Perched on top of the steep cliff of Mönchsberg mountain, sixty metres above Anton-Neumayr-Square, the Café Winkler has dominated the city for decades. When the casino moved into the baroque palace Klessheim on the outskirts of Salzburg, the Café Winkler stood empty for many years and this landmark building that served as a counterpoint to the medieval fortress lost its splendour.

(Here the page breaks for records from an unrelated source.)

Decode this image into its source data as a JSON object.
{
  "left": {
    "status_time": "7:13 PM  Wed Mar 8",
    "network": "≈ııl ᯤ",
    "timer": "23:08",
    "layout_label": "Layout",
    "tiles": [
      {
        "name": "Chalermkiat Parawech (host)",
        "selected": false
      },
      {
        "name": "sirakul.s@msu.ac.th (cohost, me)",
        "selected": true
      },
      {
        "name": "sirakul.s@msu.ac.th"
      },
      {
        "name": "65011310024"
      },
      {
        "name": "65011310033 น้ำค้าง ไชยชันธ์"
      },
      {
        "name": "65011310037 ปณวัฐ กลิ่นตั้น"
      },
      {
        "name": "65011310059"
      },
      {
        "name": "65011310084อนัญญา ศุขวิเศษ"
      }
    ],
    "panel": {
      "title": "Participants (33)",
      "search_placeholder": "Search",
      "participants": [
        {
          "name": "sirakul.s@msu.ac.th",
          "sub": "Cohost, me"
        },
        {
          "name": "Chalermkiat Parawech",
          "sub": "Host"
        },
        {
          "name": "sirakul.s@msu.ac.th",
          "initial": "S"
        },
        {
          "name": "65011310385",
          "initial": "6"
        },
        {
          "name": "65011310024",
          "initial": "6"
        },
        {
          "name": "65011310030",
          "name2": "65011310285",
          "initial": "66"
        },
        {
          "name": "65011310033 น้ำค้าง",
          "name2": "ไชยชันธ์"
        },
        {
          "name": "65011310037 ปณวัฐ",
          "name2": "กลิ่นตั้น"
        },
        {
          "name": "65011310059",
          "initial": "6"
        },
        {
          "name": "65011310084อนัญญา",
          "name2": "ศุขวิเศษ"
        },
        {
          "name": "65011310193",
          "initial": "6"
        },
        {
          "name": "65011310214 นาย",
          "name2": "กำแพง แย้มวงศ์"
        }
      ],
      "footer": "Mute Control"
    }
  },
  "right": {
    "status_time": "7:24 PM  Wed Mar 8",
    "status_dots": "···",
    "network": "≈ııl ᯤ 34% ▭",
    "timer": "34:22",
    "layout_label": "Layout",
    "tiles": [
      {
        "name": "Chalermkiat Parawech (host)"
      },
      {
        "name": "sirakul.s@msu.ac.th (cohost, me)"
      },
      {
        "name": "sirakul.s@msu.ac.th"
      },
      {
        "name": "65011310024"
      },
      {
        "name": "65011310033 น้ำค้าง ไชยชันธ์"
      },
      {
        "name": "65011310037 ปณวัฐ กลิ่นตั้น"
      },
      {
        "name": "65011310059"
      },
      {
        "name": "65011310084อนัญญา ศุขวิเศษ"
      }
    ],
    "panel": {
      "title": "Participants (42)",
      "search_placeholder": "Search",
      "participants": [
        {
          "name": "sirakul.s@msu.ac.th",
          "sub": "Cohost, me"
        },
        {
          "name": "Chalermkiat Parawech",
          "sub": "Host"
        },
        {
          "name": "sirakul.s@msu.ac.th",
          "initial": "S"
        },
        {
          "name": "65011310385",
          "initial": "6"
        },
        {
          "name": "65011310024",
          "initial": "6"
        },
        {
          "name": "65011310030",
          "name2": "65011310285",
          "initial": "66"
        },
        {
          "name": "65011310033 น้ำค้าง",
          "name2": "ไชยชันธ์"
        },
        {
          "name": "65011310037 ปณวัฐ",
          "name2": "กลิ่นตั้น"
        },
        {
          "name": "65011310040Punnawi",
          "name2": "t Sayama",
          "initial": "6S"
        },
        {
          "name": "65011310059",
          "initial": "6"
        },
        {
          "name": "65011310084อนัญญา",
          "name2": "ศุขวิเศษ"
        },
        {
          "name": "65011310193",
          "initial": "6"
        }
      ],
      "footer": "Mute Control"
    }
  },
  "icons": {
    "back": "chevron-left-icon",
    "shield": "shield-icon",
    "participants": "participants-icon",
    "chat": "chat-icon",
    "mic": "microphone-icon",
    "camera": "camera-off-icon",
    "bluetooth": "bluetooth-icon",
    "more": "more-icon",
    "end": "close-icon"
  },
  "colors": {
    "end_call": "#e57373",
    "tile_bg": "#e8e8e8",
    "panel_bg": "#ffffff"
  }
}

In 1998, on the initiative of Landeshauptmann Franz Schausberger the state of Salzburg launched an international architectural competition for the construction of a new building for a museum on Mönchsberg. An 11-member jury chaired by Luigi Snozzi, selected the design of the Munich-based team of architects Friedrich Hoff Zwink from among 145 submissions. The museum was built in three and a half years and offers maximum possibilities for a variety of exhibition formats on four levels. The entire outer facade is clad with local Untersberg marble, separated by vertical joints.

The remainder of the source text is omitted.